The Soil’s Cries

By Sia Chitnis 

You can only save that which you truly love. The soil that I love needs saving, and we as a whole need to learn how to love it more. If we can do so, we can learn how to change soil’s evolutionary path to become healthy again. Without our love and nurturing, our soil is leading to a point of no return.

The soil started speaking to me, but it was a different language: a cry. Our soil may be alive right now, but it is dying, and it is crying for help. Your help, my help, and our help. Those of us who love the green and the earth need to speak up and try to learn the language that the soil is speaking to us. I’ve heard an SOS from the Earth, and I am responding with (S)ia (o)n (S)oil. Sia on Soil is an outcry of love and a challenge to all of us to care again, starting with understanding the broken language the soil is speaking to us. 

Due to climate change and farming actions towards the environment, the soil can’t replenish and therefore releases carbon into the atmosphere. This loss of carbon leads to the depletion of the soil, and the excess carbon that is released is harmful to the atmosphere. With these depleted and degraded soils, plant and crop growth is hindered, as is the soil’s ability to hold water. 

When enough water passes through the soil, nutrients can be dissolved in the water, and leave with the water once the soil releases whatever amount of water it cannot absorb and retain. 

The soil’s inability to retain nutrients and remain healthy is what leads to the growth of vegetables and food that lose their original and true nutrient, vitamin, and mineral capacity. To disguise this, current solutions offered are to simply practice no till farming, use cover crops, or mulching. However, these “solutions” aren’t really that simple, as it is difficult to force and expect every farmer to do so. 
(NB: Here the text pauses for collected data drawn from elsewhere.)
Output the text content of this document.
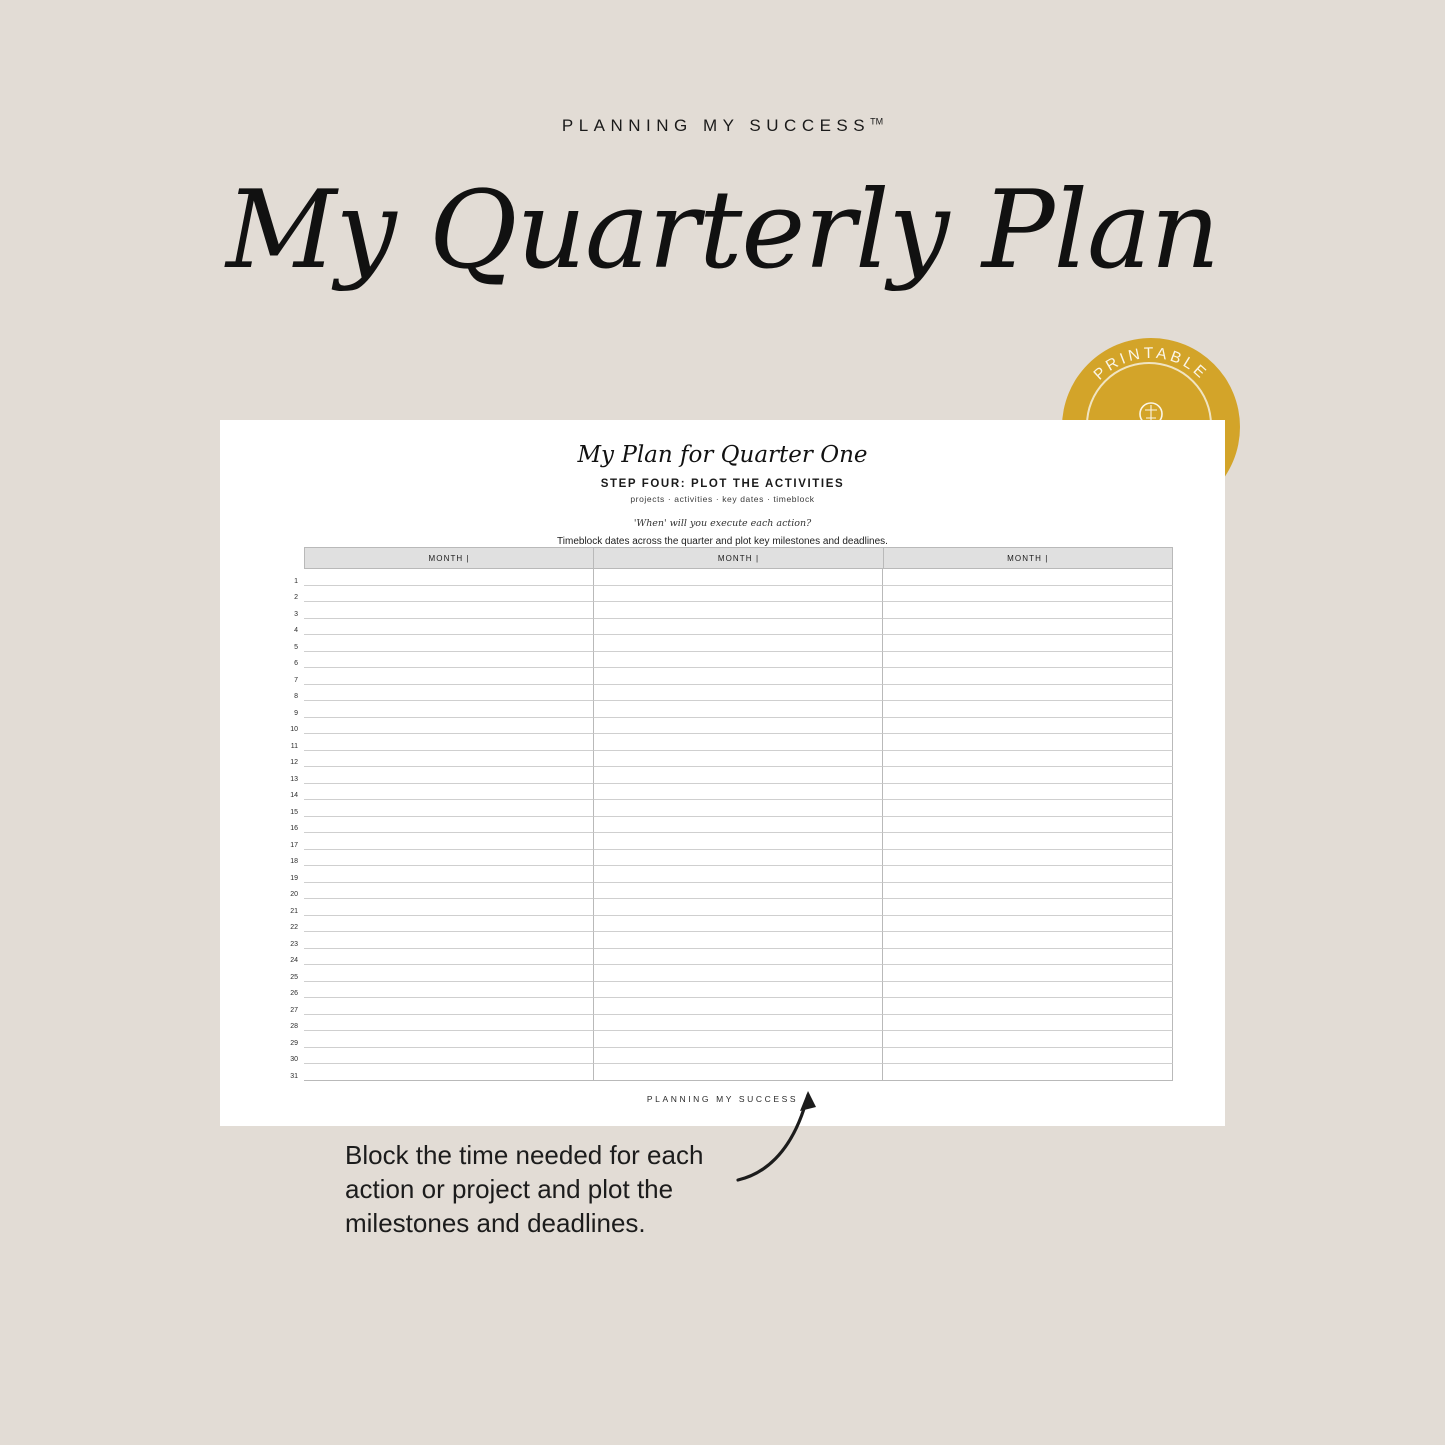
PLANNING MY SUCCESS™
My Quarterly Plan
PRINTABLE
My Plan for Quarter One
STEP FOUR: PLOT THE ACTIVITIES
projects · activities · key dates · timeblock
'When' will you execute each action?
Timeblock dates across the quarter and plot key milestones and deadlines.
MONTH |	MONTH |	MONTH |
1
2
3
4
5
6
7
8
9
10
11
12
13
14
15
16
17
18
19
20
21
22
23
24
25
26
27
28
29
30
31
PLANNING MY SUCCESS
Block the time needed for each action or project and plot the milestones and deadlines.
So, some farmers use synthetic fertilizers to instill these nutrients to promote the growth of plants, but the nutrients introduced through synthetic fertilizers are chemicals which can do us more harm than good. They can cause long term damage to the soil, but will keep growing the plants, so we would never notice when to stop killing the land we walk on. Usage of these chemical fertilizers can result in an abundance of toxic chemicals in the soil including arsenic, cadmium, and uranium, which may eventually find its way to the plants and food that we eat. The food we eat, the food the animals on our earth eat, and the food that is grown from this very dying soil is losing its original status.
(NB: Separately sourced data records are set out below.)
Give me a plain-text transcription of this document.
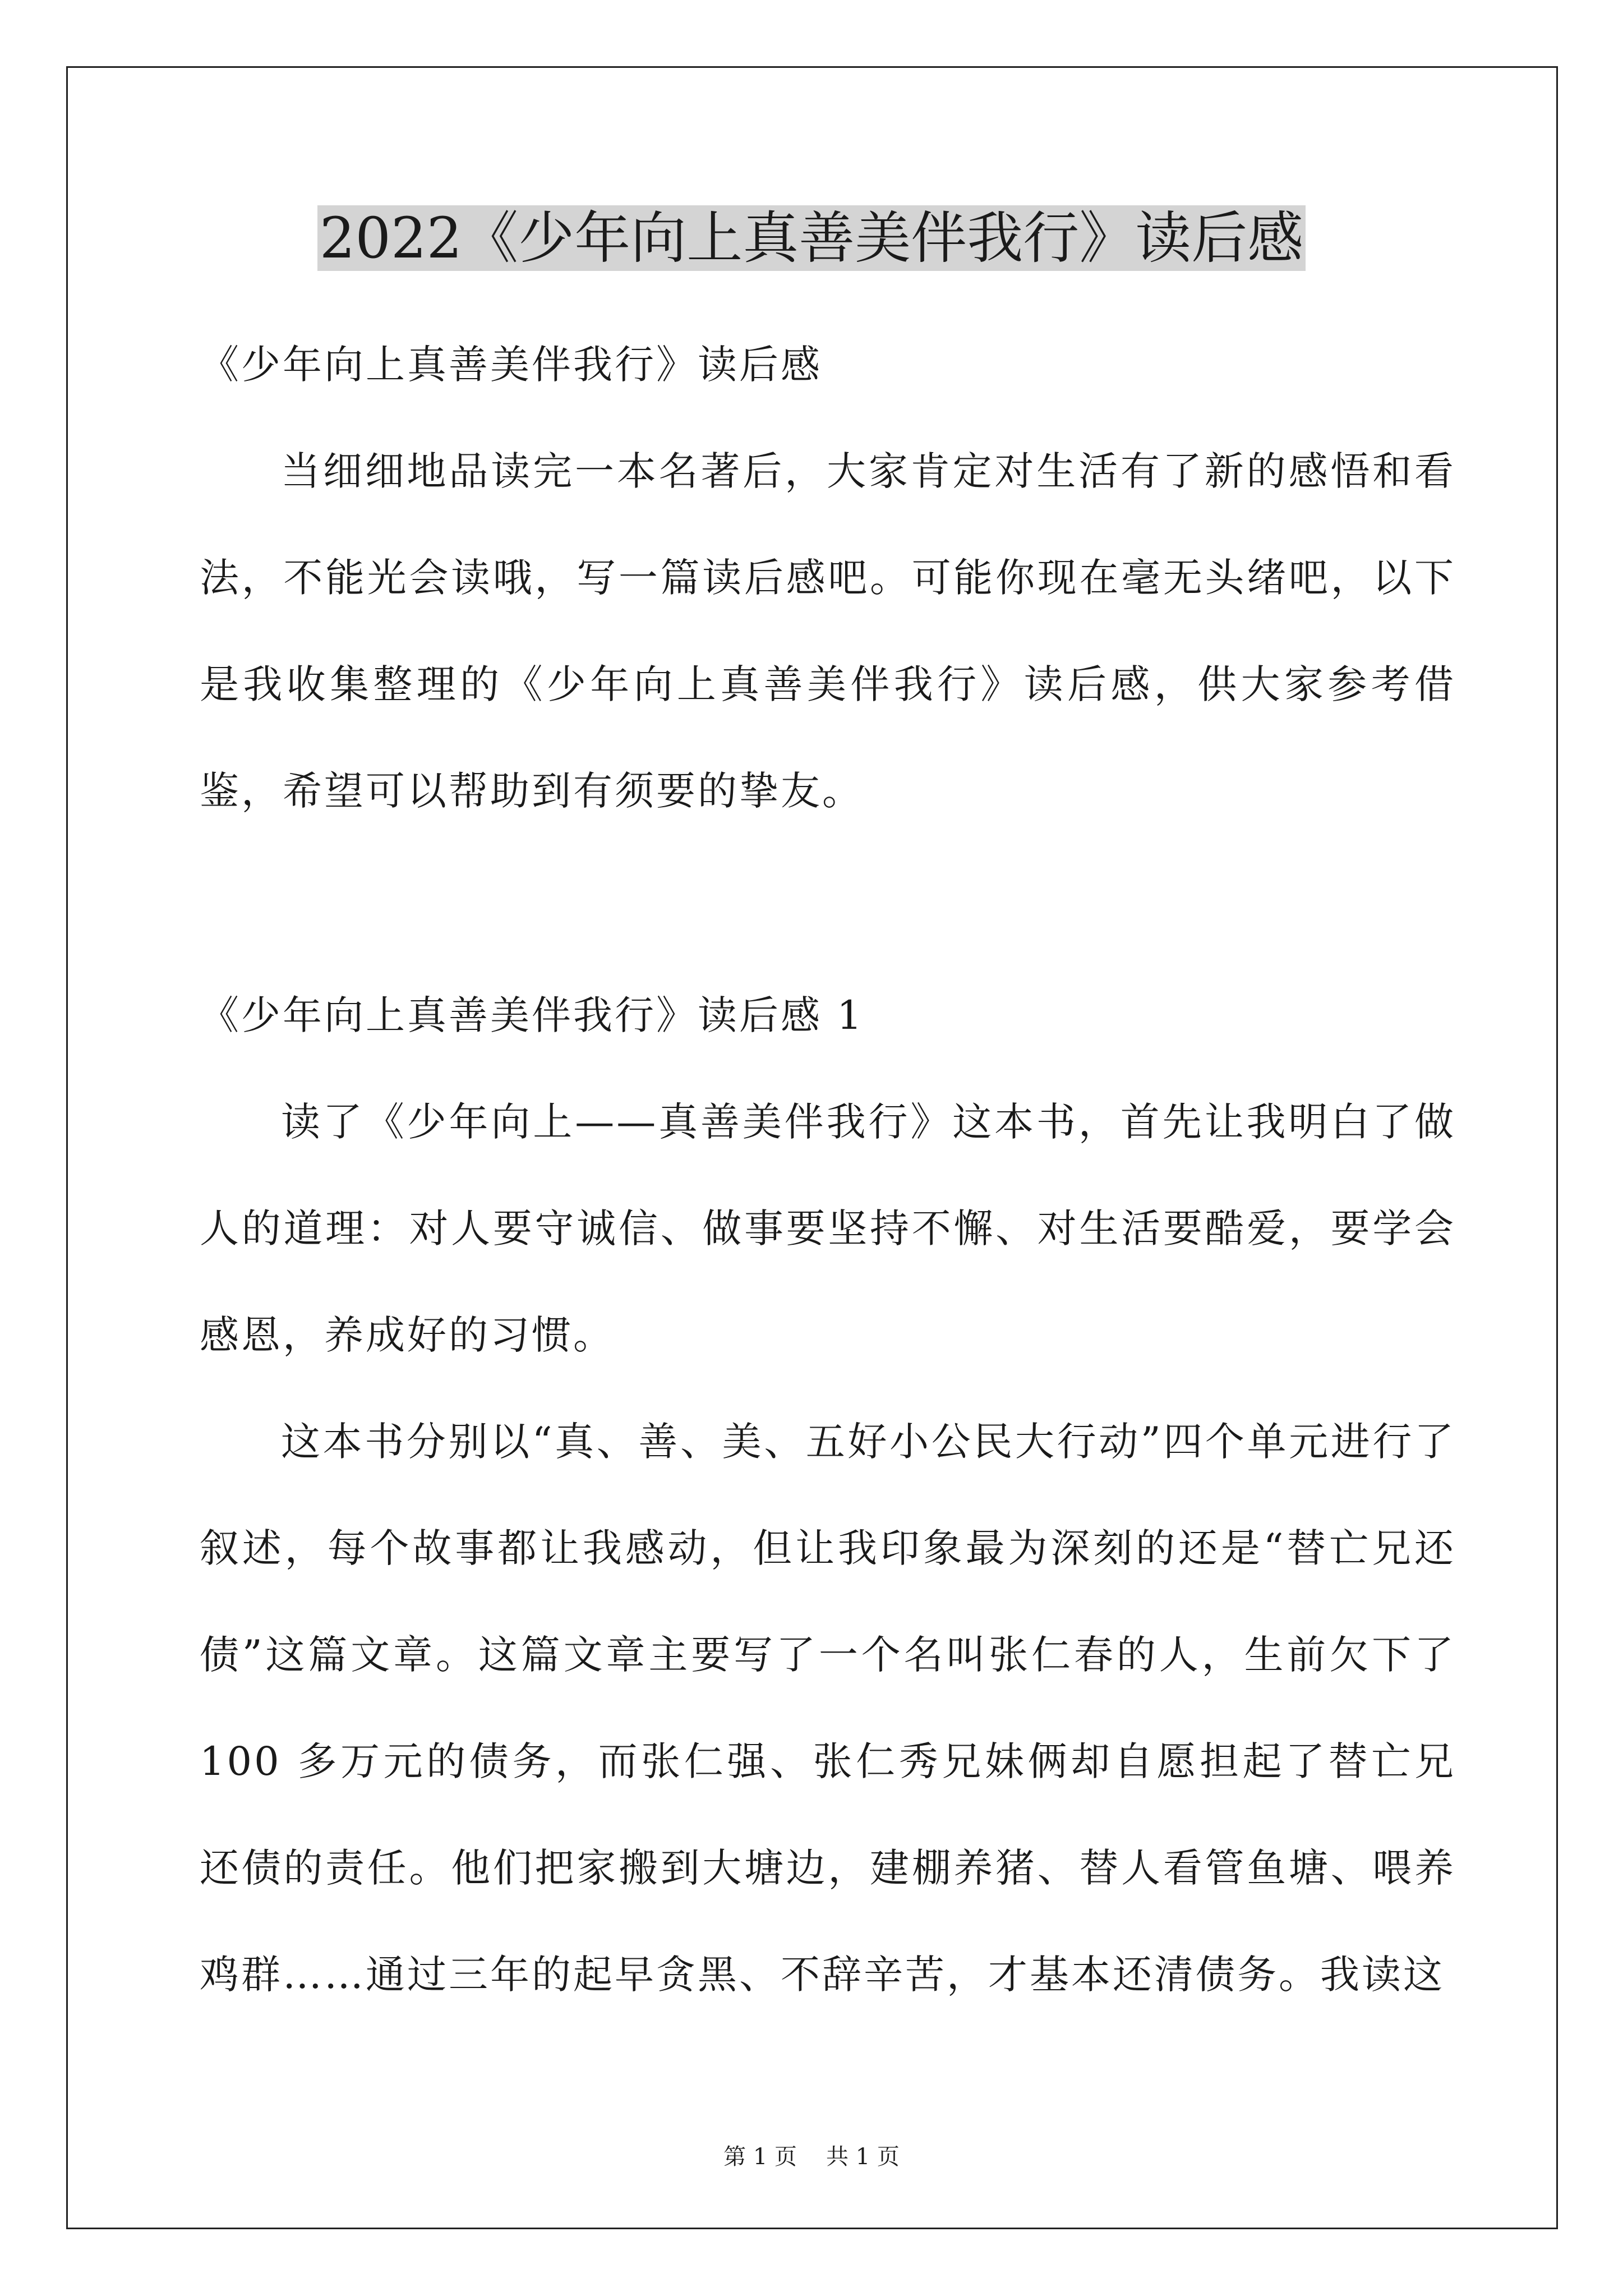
2022《少年向上真善美伴我行》读后感
《少年向上真善美伴我行》读后感
当细细地品读完一本名著后，大家肯定对生活有了新的感悟和看法，不能光会读哦，写一篇读后感吧。可能你现在毫无头绪吧，以下是我收集整理的《少年向上真善美伴我行》读后感，供大家参考借鉴，希望可以帮助到有须要的挚友。
《少年向上真善美伴我行》读后感 1
读了《少年向上——真善美伴我行》这本书，首先让我明白了做人的道理：对人要守诚信、做事要坚持不懈、对生活要酷爱，要学会感恩，养成好的习惯。
这本书分别以“真、善、美、五好小公民大行动”四个单元进行了叙述，每个故事都让我感动，但让我印象最为深刻的还是“替亡兄还债”这篇文章。这篇文章主要写了一个名叫张仁春的人，生前欠下了 100 多万元的债务，而张仁强、张仁秀兄妹俩却自愿担起了替亡兄还债的责任。他们把家搬到大塘边，建棚养猪、替人看管鱼塘、喂养鸡群……通过三年的起早贪黑、不辞辛苦，才基本还清债务。我读这
第 1 页 共 1 页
Therefore, the safest way to practice healthy living is to eliminate the need for chemicals and synthetic fertilizers by saving the soil, the basis to which all crops are grown, without synthesized chemicals and without losing original nutrients that enhanced our soil. 
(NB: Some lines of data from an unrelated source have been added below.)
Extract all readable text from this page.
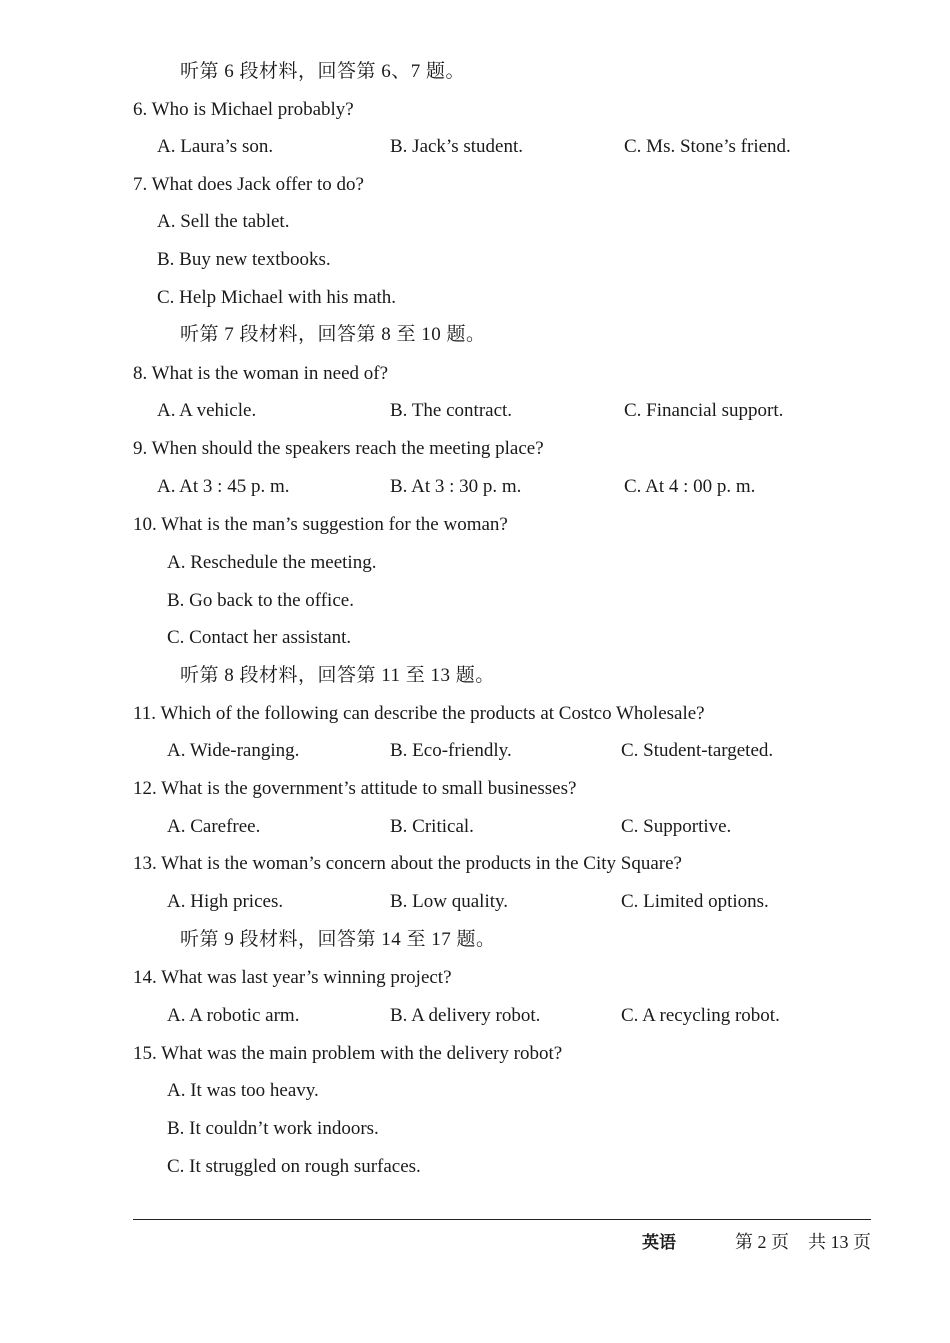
听第 6 段材料，回答第 6、7 题。
6. Who is Michael probably?
A. Laura’s son.	B. Jack’s student.	C. Ms. Stone’s friend.
7. What does Jack offer to do?
A. Sell the tablet.
B. Buy new textbooks.
C. Help Michael with his math.
听第 7 段材料，回答第 8 至 10 题。
8. What is the woman in need of?
A. A vehicle.	B. The contract.	C. Financial support.
9. When should the speakers reach the meeting place?
A. At 3 : 45 p. m.	B. At 3 : 30 p. m.	C. At 4 : 00 p. m.
10. What is the man’s suggestion for the woman?
A. Reschedule the meeting.
B. Go back to the office.
C. Contact her assistant.
听第 8 段材料，回答第 11 至 13 题。
11. Which of the following can describe the products at Costco Wholesale?
A. Wide-ranging.	B. Eco-friendly.	C. Student-targeted.
12. What is the government’s attitude to small businesses?
A. Carefree.	B. Critical.	C. Supportive.
13. What is the woman’s concern about the products in the City Square?
A. High prices.	B. Low quality.	C. Limited options.
听第 9 段材料，回答第 14 至 17 题。
14. What was last year’s winning project?
A. A robotic arm.	B. A delivery robot.	C. A recycling robot.
15. What was the main problem with the delivery robot?
A. It was too heavy.
B. It couldn’t work indoors.
C. It struggled on rough surfaces.
英语	第 2 页 共 13 页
My solution, Sia on Soil, aims to do so. I’ve chosen to genetically engineer the soil to make it living and healthy again. CRISPR will genetically modify the soil porosity to alter the amount of water that is stored in soil’s pores. The pore size determines how much is stored, and smaller particles retain a greater amount of water. Stronger retention of water in soil will lead to a domino effect of solutions on the soil’s health, the earth’s health, plant health, animal health, and our health. 

If we don’t save the soil now, we don’t save the plants, the animals, and ourselves. As Sir Albert Howard said, “the health of soil, plant, animal, and man is one and indivisible.”